SELECT t.col1,col2,col3
        ,ROW_NUMBER() OVER(PARTITION BY col1,col2,col3 ORDER BY B.attr) AS GroupIndex
        ,B.attr.value('local-name(.)','nvarchar(max)') ColumnName
        ,B.attr.value('.','int') ColumnValue
FROM @tbl t
CROSS APPLY(SELECT(SELECT t.* FOR XML RAW,TYPE)
            .query('<cols>{/row/@*[not(local-name()=("col1","col2","col3"))]}</cols>')) A(x)
CROSS APPLY A.x.nodes('/cols/@*') B(attr);

--This we can use within a PIVOT query

SELECT p.*
FROM
(
    SELECT t.col1,col2,col3
          ,ROW_NUMBER() OVER(PARTITION BY col1,col2,col3 ORDER BY B.attr) AS GroupIndex
          ,B.attr.value('local-name(.)','nvarchar(max)') ColumnName
          ,B.attr.value('.','int') ColumnValue
    FROM @tbl t
    CROSS APPLY(SELECT(SELECT t.* FOR XML RAW,TYPE)
                .query('<cols>{/row/@*[not(local-name()=("col1","col2","col3"))]}</cols>')) A(x)
    CROSS APPLY A.x.nodes('/cols/@*') B(attr)
) intermediateResult
PIVOT
(
    MAX(ColumnValue) FOR ColumnName IN(col4,col5,col6)
)p;

The idea in short:

  • We use APPLY create an intermediate XML representation of your columns behind col1,col2 and col3. In order to achieve this, we first create a XML and use query() to return all columns except col1, col2, col3 as attributes in each row.
  • We use XML's default to omit NULL values
  • We add this as column A.x to the result set.
  • Another APPLY will call the XML method .nodes().
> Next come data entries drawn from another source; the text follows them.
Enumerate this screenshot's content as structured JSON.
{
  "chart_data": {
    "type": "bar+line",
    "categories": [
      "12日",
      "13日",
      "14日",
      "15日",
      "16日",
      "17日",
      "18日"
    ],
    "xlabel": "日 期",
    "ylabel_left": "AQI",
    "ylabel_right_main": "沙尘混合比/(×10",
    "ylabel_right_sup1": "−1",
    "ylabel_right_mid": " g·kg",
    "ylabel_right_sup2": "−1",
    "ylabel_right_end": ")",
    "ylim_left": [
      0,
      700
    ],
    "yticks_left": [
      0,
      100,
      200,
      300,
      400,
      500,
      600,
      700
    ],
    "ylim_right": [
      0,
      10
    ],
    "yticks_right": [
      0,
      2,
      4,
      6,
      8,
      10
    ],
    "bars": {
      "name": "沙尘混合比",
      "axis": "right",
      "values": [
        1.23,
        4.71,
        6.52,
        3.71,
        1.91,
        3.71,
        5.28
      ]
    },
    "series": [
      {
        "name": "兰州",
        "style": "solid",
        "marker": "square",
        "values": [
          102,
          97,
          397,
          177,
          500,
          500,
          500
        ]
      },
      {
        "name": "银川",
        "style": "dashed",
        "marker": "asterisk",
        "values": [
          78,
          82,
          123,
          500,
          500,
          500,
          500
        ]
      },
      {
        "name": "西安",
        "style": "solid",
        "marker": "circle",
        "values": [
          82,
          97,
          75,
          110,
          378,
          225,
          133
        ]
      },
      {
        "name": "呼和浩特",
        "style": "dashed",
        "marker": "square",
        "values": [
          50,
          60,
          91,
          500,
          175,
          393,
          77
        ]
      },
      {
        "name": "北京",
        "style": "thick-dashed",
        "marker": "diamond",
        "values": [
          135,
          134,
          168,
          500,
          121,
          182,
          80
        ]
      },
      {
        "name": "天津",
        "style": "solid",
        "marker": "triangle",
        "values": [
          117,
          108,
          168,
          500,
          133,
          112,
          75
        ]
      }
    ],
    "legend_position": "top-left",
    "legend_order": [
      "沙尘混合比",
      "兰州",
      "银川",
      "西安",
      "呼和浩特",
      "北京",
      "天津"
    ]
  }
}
This will add one row per existing attribute.
  • The intermediateResult is an unpivoted set. This is the format you should use for storage actually...
  • Now we can use PIVOT to get the output wanted.

The biggest advantage is, that you can add col7 without any need to change this (in the generic part). The output-list of PIVOT will need any new column explicitly.